Bernard Mate enrolled in Ndiruini (now Kiereni) Primary School for his early primary education and sat his K.A.P.E and Chogoria Junior School. He entered Alliance High School in 1939, graduating in 1945 to pursue a diploma in teaching at Makerere University. He spent four years teaching at Chogoria High School, before enrolling for a Bachelor of Arts degree in the University of North Wales Bangor. He then pursued a postgraduate diploma at the University of Edinburgh.

==Teaching career==
Bernard Mate again returned to Kenya in 1954 and taught at the Alliance Girls High School for one year, before being transferred to the Government Teachers Training College Meru (now Meru Teacher's Training College). From 1957 to 1964 and 1970 to 1974, he taught at the Kilimambogo Teachers Training College, and was the founding headmaster of Ikuu High School, Chuka.

== Political career ==
In 1957, while continuing to teach, he ventured into elective politics when Africans were first allowed to elect their own representatives to the Legislative Council. Mate ran in the 1957 election, winning the Central Kenya seat against former nominated MP Eliud Mathu as well as politicians such as Jeremiah Nyagah. Mate won 51 per cent of the vote compared to Mathu's 30 per cent and Nyagah's 12 per cent. During Mate's term in office, he served in the minority KADU government of Ronald Ngala in various capacities including Minister of Health, Education and Social Services.

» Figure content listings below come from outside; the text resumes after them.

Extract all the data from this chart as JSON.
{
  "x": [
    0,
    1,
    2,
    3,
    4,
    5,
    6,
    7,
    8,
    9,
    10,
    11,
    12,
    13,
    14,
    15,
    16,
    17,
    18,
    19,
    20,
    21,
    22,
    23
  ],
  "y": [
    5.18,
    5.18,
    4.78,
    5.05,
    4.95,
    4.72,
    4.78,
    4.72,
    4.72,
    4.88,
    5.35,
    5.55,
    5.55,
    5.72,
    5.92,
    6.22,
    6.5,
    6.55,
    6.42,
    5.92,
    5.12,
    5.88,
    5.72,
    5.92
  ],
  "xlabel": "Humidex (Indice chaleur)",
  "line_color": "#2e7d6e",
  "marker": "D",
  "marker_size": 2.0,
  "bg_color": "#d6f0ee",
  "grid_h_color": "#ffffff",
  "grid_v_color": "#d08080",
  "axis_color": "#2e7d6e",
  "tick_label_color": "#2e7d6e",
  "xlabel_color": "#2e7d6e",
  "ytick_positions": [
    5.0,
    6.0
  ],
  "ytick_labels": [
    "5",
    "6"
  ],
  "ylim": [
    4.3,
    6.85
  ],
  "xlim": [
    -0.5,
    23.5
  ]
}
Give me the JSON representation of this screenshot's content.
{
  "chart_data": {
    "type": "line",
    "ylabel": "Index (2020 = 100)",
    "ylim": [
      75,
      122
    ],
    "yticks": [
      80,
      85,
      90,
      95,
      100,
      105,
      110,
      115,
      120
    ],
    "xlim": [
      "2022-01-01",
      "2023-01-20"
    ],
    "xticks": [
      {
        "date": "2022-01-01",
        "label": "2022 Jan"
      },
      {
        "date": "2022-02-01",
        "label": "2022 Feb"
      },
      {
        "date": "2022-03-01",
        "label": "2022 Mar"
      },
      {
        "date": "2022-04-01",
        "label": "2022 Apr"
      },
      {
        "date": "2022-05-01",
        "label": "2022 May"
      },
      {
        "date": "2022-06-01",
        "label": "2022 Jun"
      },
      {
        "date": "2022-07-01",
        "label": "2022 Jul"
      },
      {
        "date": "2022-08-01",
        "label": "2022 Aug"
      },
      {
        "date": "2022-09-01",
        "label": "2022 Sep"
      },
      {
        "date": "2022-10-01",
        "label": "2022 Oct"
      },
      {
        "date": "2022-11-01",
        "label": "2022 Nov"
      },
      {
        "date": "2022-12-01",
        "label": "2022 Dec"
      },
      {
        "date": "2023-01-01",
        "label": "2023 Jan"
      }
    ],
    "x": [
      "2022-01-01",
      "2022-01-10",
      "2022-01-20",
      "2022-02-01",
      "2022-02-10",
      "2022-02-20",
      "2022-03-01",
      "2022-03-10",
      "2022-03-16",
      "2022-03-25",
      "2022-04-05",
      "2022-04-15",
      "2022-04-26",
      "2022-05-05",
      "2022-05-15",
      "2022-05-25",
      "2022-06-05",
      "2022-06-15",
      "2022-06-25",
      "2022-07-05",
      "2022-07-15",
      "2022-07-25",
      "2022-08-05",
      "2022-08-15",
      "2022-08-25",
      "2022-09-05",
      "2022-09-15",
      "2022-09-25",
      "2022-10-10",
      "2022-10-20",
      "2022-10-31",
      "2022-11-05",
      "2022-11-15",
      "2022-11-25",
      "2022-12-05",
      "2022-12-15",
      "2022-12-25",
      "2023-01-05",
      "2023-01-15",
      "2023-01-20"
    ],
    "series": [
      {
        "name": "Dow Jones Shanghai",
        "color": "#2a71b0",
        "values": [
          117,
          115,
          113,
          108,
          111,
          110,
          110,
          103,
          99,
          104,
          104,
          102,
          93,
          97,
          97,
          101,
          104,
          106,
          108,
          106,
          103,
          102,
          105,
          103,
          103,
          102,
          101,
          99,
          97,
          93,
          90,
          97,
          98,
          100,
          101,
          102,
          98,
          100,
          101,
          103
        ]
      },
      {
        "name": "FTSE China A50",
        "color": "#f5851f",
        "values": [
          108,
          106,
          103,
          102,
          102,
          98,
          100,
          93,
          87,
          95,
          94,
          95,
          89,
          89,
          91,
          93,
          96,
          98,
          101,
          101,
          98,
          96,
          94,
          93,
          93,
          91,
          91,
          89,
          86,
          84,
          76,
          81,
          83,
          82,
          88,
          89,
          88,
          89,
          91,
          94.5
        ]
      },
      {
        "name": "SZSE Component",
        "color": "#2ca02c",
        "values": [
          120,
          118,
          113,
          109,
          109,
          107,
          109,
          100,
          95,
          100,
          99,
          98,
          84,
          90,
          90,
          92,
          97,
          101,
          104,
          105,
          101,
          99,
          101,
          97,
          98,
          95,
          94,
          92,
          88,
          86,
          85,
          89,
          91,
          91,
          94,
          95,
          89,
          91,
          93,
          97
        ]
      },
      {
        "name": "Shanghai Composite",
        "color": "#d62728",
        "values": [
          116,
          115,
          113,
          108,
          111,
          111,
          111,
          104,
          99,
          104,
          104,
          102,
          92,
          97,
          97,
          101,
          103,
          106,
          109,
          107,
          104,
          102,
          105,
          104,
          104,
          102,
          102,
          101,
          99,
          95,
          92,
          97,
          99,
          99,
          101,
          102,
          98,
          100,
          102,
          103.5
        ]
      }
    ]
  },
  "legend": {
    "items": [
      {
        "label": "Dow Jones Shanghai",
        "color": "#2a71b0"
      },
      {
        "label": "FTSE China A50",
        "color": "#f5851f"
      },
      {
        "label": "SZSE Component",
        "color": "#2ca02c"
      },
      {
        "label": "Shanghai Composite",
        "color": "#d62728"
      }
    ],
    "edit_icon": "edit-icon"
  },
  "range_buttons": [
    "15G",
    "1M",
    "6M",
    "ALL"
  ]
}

He is credited with contributing to the abolition of the discriminative Common Entrance Exam, and the establishment of Kaguru Farmers Training Centre during this time. He lost his parliamentary seat contesting what was then Meru Central Constituency (since split into North Imenti Constituency, Central Imenti Constituency and South Imenti Constituency) in the 1963 elections that elected Kenya's first independent government. He recaptured the Meru Central seat in a 1965 by-election. He would lose the seat in the 1969 general election, after which he moved to Meru South to serve one final term in the general election of 1974. He was an avid debater and a political philosopher. The Ena-Ishiara-Ciakariga-Tunyai-Meru road is named after Mate.

==Family==

Bernard Mate was married to Edith Gatakaa and with her had eight children. Four daughters: Anne Keeru, Amy Kagendo, Ivy Kathanje, and Alice Kanyua and three sons: Arthur Njage, Munene Mate, and Nelson Njeru.